It's a good time to be a professional baseball player (MLB). Not that there was ever a bad time, but monetarily speaking, 2015 was pretty great. Aside from the league wide minimum starting salary of $507K in 2015, players who participated in the postseason are set to rake in record numbers--specifically, a shared and distributed pot of $69.8 million dollars.
According to Yahoo! Sports, the biggest winners were the Kansas City Royals, the winners of this year's World Series, who enjoyed a cool slice of $25.1 million (or $370K per playoff share). The Mets, the World Series finalists, came in as the second best compensated team in the league at $16.7 million (or 300K per playoff share).
Yahoo! Sports provided this breakdown of how the money distribution works:
Players get a pool of 50 percent of the gate receipts from the wild-card games, 60 percent from the first three games of the ALDS and NLDS, then 60 percent from the first four games of the ALCS, NLCS and World Series. That totaled $69.8 million this season, surpassing the previous high of $65.3 million in 2012. That money is then divided amongst the 10 teams that made the postseason.
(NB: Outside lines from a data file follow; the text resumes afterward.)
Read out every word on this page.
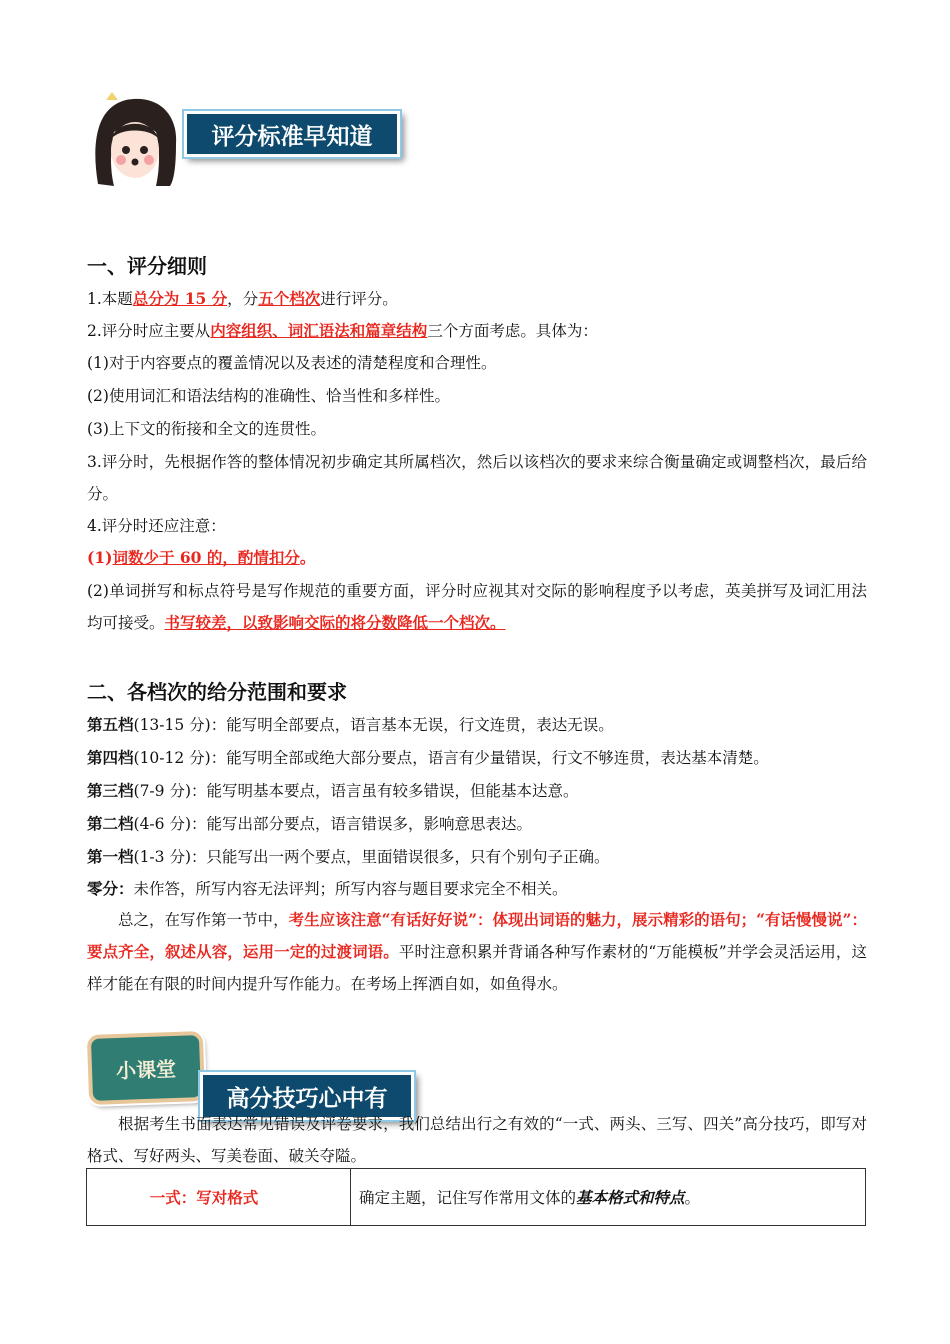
评分标准早知道
一、评分细则
1.本题总分为 15 分，分五个档次进行评分。
2.评分时应主要从内容组织、词汇语法和篇章结构三个方面考虑。具体为：
(1)对于内容要点的覆盖情况以及表述的清楚程度和合理性。
(2)使用词汇和语法结构的准确性、恰当性和多样性。
(3)上下文的衔接和全文的连贯性。
3.评分时，先根据作答的整体情况初步确定其所属档次，然后以该档次的要求来综合衡量确定或调整档次，最后给分。
4.评分时还应注意：
(1)词数少于 60 的，酌情扣分。
(2)单词拼写和标点符号是写作规范的重要方面，评分时应视其对交际的影响程度予以考虑，英美拼写及词汇用法均可接受。书写较差，以致影响交际的将分数降低一个档次。
二、各档次的给分范围和要求
第五档(13-15 分)：能写明全部要点，语言基本无误，行文连贯，表达无误。
第四档(10-12 分)：能写明全部或绝大部分要点，语言有少量错误，行文不够连贯，表达基本清楚。
第三档(7-9 分)：能写明基本要点，语言虽有较多错误，但能基本达意。
第二档(4-6 分)：能写出部分要点，语言错误多，影响意思表达。
第一档(1-3 分)：只能写出一两个要点，里面错误很多，只有个别句子正确。
零分：未作答，所写内容无法评判；所写内容与题目要求完全不相关。
总之，在写作第一节中，考生应该注意“有话好好说”：体现出词语的魅力，展示精彩的语句；“有话慢慢说”：要点齐全，叙述从容，运用一定的过渡词语。平时注意积累并背诵各种写作素材的“万能模板”并学会灵活运用，这样才能在有限的时间内提升写作能力。在考场上挥洒自如，如鱼得水。
小课堂
高分技巧心中有
根据考生书面表达常见错误及评卷要求，我们总结出行之有效的“一式、两头、三写、四关”高分技巧，即写对格式、写好两头、写美卷面、破关夺隘。
一式：写对格式	确定主题，记住写作常用文体的基本格式和特点。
Players on those teams then vote on how the shares are distributed. For instance, a full time player gets a full share, whereas a rookie who played a minor roll may only get a partial share. It all really depends on how the veterans of the ball club want to play it; or what side of the bed they woke up on. From there, some teams give checks to trainers, coaches, grounds crew members, perhaps a couple of vendors, and any other person affiliated with the team, according to Yahoo! Sports.
These are historically good figures, too. The Mets total of $300K was a record sum for a runner up, while the Royals sum of $370K was good enough for the second best purse of all time, only behind that of last years winners San Francisco Giants, who earned 380K.
Not a bad little end of the year bonus.